Shaman notes that the team’s estimates are also highly sensitive to certain assumptions, such as reasoning that one-third of SARS-CoV-2–infected people will visit the doctor, which may not reflect reality. Arthur Reingold, an epidemiologist at the University of California, Berkeley, tells Science News that assuming clinics that participate in the ILI reporting network see a similar cohort of patients as other clinics do may also not be necessarily true.
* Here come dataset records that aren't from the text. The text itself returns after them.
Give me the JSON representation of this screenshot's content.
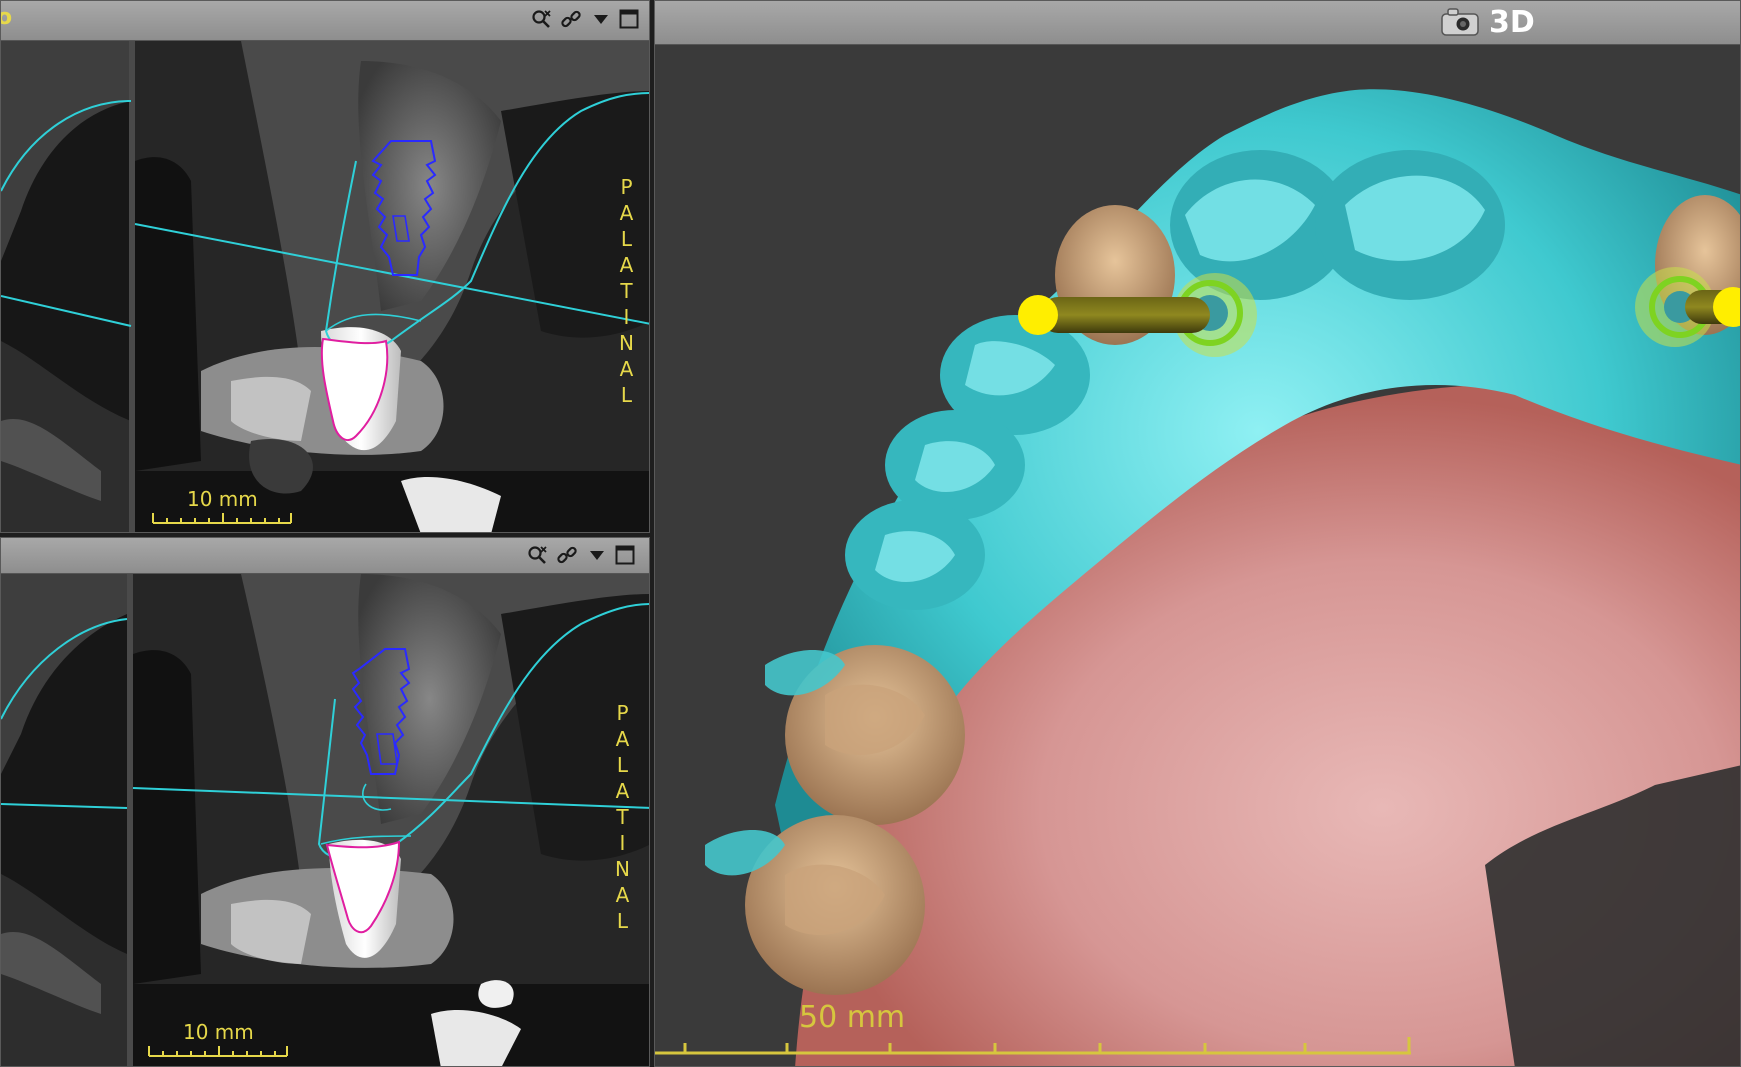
{
  "views": {
    "top_slice": {
      "title_fragment": "o",
      "orientation_label": "PALATINAL",
      "scale_label": "10 mm"
    },
    "bottom_slice": {
      "orientation_label": "PALATINAL",
      "scale_label": "10 mm"
    },
    "view3d": {
      "title": "3D",
      "scale_label": "50 mm"
    }
  },
  "toolbar_icons": [
    "zoom-reset-icon",
    "link-icon",
    "dropdown-arrow-icon",
    "maximize-window-icon"
  ],
  "colors": {
    "cyan_contour": "#2fd0d8",
    "implant_outline": "#2a2aff",
    "tooth_outline": "#e01ea0",
    "annotation_yellow": "#e6d84a",
    "scan_cyan": "#49d6dc",
    "gingiva": "#c97a6e",
    "implant_marker": "#ffee00"
  }
}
To the authors, their results demonstrate the potential utility of using symptom-based surveillance data as an early warning system for emerging epidemics, particularly for low- and middle-income countries with poor testing capacity, Silverman says. “Just asking people what their symptoms are, even though it’s not perfect . . . is really useful, even when it’s not designed for the disease that you originally thought.”

J.D. Silverman et al., “Using influenza surveillance networks to estimate state-specific prevalence of SARS-CoV-2 in the United States,” Science Translational Medicine, doi:10.1126/scitranslmed.abc1126, 2020.